Comparison of calibration methods for natural history simulation models
Published in 16th Biennial European Conference of the Society for Medical Decision Making, 2016
Abstract
Purpose
Disease natural history models often contain parameters that are unknown or unobservable for different reasons (e.g., ethical or financial). Calibration is the process of estimating these parameters by matching model outputs to observed clinical or epidemiological data. Our objective is to compare four different calibration methods on how they perform recovering the true parameters.
Method
Using a known set of parameters, we used a state-transition model with four health states: Healthy, two stages of illness (S1, S2), and Dead to simulate 1,000 individuals over 30 years in a microsimulation fashion. We produced three different sets of targets: survival, disease prevalence and log-ratio between the two stages of illness. We repeated this procedure 100 times to generate multiple sets of calibration targets. We calibrated a cohort version of the model assuming three input parameters were unknown using four different approaches: 1) two goodness-of-fit (GoF) approaches based on absolute differences with equal and unequal weights, 2) a Bayesian sampling-importance-resampling (SIR) approach, and 3) a Pareto frontier approach. We considered scenarios of varying calibration target data availability with observations every 1, 2, 5 and 10 years. We compared the calibration approaches using three metrics: 1) root mean square error (RMSE) between best-fitting input sets and true parameter values, 2) the proportion of simulations in which true parameter values are contained within the bounding ellipse of best-fitting parameters (coverage), and 3) minimum quantile ellipse that contains the true parameter values.
Results
For the scenario with targets every 5 years (i.e., 18 calibration targets), the Bayesian approach yielded the smallest RMSE, followed by the Pareto frontier.
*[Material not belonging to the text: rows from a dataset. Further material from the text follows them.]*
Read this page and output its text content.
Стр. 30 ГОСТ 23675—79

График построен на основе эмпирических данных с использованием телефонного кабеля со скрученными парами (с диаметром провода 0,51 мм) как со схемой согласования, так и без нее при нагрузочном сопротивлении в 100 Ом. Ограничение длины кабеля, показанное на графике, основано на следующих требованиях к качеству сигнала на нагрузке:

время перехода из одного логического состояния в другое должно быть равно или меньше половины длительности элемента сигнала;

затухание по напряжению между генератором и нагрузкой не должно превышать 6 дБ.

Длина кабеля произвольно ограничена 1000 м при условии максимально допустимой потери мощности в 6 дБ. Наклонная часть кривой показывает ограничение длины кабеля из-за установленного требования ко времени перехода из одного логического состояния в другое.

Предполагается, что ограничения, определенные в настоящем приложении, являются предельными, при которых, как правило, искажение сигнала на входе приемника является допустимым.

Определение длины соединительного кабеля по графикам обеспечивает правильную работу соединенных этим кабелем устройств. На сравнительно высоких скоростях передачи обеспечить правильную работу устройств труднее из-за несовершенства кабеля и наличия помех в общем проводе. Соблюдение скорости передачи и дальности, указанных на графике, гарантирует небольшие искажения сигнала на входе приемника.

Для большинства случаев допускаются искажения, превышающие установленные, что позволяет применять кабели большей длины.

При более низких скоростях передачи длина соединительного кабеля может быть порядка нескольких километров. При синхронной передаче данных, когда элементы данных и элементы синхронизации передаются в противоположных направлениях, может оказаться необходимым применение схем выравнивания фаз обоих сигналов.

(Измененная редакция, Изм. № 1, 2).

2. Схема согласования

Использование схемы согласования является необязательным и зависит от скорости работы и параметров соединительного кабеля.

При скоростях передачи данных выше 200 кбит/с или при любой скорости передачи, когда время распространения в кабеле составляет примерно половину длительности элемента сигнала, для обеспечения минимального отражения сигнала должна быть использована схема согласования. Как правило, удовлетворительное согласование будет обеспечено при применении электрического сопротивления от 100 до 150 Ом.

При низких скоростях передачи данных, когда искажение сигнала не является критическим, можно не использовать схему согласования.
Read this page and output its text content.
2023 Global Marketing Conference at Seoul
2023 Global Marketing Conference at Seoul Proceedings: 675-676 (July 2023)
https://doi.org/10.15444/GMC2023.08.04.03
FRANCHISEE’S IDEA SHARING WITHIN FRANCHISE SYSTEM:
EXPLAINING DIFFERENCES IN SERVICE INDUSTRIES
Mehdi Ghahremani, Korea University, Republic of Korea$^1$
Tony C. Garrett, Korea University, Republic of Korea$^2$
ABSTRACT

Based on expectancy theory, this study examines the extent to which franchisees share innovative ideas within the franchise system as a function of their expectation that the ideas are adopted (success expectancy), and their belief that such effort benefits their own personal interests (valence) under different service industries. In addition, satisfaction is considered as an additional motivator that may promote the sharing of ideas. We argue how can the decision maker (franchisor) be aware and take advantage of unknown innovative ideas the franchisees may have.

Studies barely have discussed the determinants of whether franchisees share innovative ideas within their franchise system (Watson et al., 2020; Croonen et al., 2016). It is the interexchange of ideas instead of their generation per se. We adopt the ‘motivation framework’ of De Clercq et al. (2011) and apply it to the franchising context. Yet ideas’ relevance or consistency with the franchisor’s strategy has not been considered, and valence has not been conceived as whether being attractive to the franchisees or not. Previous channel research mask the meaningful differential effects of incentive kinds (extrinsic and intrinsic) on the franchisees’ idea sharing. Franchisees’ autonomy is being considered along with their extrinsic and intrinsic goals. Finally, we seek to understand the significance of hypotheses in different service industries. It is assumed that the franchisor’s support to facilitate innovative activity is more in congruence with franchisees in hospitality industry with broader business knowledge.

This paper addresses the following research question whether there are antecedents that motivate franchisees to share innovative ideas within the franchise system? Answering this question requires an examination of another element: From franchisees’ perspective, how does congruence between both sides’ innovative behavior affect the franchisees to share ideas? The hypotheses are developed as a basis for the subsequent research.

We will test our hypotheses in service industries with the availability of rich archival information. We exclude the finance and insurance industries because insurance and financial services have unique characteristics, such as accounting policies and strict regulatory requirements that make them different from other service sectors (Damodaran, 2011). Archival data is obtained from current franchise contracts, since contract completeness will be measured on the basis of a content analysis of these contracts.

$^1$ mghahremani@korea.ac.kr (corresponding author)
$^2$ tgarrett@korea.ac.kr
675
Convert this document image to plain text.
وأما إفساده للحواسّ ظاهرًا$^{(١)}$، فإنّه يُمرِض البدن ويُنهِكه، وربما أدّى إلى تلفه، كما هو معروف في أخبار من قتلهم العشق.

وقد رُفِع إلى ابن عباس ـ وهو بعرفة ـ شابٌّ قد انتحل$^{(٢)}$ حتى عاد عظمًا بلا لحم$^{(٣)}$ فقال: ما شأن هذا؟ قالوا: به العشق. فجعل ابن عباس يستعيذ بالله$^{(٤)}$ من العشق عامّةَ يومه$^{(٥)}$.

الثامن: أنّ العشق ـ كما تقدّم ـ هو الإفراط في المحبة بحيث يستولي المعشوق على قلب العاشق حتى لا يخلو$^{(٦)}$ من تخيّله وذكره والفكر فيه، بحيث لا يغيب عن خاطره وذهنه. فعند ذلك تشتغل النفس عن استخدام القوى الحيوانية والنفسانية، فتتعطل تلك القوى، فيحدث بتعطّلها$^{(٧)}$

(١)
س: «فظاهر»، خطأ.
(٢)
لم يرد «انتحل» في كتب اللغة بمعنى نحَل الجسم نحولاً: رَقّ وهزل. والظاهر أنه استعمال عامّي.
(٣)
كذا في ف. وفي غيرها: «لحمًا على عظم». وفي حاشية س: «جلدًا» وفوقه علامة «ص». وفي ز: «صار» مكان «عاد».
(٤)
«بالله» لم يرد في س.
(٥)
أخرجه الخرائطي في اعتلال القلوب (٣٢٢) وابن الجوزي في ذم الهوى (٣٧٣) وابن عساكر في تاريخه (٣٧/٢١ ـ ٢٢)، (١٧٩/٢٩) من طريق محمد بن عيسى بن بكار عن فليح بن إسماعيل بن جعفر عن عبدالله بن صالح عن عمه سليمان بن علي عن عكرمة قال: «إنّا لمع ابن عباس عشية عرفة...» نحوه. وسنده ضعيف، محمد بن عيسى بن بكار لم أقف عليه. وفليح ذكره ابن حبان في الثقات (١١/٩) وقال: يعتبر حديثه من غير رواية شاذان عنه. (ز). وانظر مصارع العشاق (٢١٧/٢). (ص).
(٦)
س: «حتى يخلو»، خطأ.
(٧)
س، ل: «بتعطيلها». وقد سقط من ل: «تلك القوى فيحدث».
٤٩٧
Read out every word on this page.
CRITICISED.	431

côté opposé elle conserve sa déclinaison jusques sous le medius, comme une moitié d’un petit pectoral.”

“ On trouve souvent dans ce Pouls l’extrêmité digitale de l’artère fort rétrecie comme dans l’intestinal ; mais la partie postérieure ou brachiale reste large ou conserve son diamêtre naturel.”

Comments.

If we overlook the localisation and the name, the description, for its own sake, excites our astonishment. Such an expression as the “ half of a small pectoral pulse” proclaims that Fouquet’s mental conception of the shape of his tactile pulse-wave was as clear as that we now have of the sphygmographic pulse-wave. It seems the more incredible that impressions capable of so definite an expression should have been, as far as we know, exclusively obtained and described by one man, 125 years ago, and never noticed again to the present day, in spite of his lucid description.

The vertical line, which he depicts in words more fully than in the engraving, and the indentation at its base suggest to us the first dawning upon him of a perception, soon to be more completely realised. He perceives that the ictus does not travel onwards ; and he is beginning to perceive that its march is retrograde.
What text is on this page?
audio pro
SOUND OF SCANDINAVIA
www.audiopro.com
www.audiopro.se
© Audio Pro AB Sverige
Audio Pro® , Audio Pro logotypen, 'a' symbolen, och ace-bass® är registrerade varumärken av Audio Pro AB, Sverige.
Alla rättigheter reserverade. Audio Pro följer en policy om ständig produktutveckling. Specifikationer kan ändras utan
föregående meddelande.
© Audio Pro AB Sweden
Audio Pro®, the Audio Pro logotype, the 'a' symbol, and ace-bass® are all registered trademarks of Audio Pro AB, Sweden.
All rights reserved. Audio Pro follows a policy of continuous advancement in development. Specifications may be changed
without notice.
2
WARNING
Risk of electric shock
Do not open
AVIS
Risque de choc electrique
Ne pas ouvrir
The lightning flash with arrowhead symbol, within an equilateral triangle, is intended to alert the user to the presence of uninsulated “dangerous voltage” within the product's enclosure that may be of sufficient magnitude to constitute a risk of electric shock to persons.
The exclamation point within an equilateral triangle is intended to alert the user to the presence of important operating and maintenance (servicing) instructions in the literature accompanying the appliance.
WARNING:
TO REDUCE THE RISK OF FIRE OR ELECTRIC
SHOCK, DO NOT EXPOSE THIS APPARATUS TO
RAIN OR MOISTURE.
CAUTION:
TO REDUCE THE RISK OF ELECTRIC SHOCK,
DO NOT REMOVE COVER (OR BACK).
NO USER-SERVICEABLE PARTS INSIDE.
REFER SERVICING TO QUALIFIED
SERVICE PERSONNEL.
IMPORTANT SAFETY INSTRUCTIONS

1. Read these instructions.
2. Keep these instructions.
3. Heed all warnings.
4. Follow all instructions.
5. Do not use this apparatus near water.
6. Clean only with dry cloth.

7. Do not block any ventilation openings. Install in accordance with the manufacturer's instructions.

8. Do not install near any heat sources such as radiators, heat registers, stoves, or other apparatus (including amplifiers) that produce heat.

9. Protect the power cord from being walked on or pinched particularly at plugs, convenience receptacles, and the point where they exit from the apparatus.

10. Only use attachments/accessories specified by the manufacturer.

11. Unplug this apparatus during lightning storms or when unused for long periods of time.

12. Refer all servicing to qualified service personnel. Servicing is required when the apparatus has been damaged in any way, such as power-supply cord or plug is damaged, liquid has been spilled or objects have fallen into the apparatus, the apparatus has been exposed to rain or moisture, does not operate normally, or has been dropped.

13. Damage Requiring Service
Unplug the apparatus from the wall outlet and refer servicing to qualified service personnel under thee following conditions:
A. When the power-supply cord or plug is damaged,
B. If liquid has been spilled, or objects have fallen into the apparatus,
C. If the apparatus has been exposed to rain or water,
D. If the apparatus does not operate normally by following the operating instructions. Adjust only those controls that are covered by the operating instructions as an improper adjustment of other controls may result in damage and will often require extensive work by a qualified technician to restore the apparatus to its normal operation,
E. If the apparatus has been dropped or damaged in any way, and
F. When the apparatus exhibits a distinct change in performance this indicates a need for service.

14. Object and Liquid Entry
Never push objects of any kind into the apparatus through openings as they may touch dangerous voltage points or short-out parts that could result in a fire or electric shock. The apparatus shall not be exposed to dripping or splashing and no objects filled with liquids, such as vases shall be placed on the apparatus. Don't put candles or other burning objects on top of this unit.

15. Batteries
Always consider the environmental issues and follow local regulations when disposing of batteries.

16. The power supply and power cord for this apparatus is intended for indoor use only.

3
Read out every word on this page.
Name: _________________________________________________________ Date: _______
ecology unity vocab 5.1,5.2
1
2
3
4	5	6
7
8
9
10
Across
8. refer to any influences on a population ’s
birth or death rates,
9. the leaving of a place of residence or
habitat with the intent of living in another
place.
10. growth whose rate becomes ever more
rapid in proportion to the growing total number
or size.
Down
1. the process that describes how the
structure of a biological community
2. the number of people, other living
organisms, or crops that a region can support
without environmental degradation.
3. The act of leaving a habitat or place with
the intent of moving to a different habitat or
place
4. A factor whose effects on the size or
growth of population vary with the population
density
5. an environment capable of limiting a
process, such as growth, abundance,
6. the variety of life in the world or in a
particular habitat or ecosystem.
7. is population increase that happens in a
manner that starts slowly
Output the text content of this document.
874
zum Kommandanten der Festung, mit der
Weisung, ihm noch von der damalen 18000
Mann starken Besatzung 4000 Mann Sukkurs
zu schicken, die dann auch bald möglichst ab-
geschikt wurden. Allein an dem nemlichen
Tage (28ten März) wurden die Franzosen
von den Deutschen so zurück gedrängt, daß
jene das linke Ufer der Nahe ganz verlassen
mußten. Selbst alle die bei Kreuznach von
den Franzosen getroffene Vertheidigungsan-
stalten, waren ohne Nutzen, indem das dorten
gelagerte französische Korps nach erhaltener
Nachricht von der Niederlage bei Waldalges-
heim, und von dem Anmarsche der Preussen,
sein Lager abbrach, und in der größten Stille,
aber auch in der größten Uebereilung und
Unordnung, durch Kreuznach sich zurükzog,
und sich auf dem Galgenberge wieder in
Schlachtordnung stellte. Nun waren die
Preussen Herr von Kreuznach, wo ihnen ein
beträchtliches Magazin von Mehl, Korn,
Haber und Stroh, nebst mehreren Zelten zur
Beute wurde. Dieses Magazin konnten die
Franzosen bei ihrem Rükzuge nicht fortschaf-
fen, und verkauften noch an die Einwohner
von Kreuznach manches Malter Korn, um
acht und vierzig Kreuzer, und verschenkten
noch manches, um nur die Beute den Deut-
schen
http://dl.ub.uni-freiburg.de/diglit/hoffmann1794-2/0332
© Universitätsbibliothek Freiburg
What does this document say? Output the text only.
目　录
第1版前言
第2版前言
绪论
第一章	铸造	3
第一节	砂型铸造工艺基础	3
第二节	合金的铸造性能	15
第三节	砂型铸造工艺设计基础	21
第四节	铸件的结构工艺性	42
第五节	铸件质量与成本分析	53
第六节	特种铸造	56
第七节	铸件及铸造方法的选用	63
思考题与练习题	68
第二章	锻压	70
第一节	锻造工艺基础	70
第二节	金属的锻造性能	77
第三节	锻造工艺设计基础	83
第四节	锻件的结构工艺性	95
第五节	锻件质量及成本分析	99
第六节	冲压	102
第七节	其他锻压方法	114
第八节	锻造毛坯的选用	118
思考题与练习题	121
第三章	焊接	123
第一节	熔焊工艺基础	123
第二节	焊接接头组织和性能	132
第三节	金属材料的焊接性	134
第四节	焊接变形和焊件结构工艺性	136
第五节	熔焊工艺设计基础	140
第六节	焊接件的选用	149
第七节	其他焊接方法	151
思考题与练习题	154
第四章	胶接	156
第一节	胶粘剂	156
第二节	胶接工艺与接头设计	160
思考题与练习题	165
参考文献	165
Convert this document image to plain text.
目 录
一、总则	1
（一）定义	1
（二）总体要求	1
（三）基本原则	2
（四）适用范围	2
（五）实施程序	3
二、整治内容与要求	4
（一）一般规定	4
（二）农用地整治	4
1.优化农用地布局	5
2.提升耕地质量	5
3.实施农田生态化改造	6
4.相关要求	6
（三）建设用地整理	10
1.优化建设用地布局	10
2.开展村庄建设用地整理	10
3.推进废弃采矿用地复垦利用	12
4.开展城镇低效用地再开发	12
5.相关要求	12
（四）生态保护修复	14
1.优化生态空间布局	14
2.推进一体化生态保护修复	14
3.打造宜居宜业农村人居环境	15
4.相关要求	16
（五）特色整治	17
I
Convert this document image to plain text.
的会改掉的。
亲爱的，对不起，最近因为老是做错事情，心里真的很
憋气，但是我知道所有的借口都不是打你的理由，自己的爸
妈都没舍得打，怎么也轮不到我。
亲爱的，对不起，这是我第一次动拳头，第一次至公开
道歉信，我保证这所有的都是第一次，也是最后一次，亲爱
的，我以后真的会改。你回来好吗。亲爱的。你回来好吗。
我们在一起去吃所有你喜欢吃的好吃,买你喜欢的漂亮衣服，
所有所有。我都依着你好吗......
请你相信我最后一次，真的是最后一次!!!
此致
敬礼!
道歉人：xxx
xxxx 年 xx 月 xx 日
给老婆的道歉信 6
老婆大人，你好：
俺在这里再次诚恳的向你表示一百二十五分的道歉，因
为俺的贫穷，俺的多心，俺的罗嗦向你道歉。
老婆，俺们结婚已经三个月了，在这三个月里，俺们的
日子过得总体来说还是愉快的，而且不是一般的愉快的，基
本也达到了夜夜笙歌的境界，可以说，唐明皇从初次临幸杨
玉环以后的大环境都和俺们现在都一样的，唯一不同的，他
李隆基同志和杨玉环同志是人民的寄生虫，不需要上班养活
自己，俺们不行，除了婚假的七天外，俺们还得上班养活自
Pareto frontier had the highest coverage, with 94% of the 95% bounding ellipse including the true parameters, followed by the GoF with unequal weights with 82%. Both GoF with equal weights and Pareto frontier had the lowest minimum coverage with 76%. The rest of the results for this scenario are shown in the table. As the number of targets increased all calibration approaches improved.
Conclusions
Recovering the truth depends on many system and model properties. The choice of calibration targets matter and contrary to what we expected, more targets may not necessarily be better.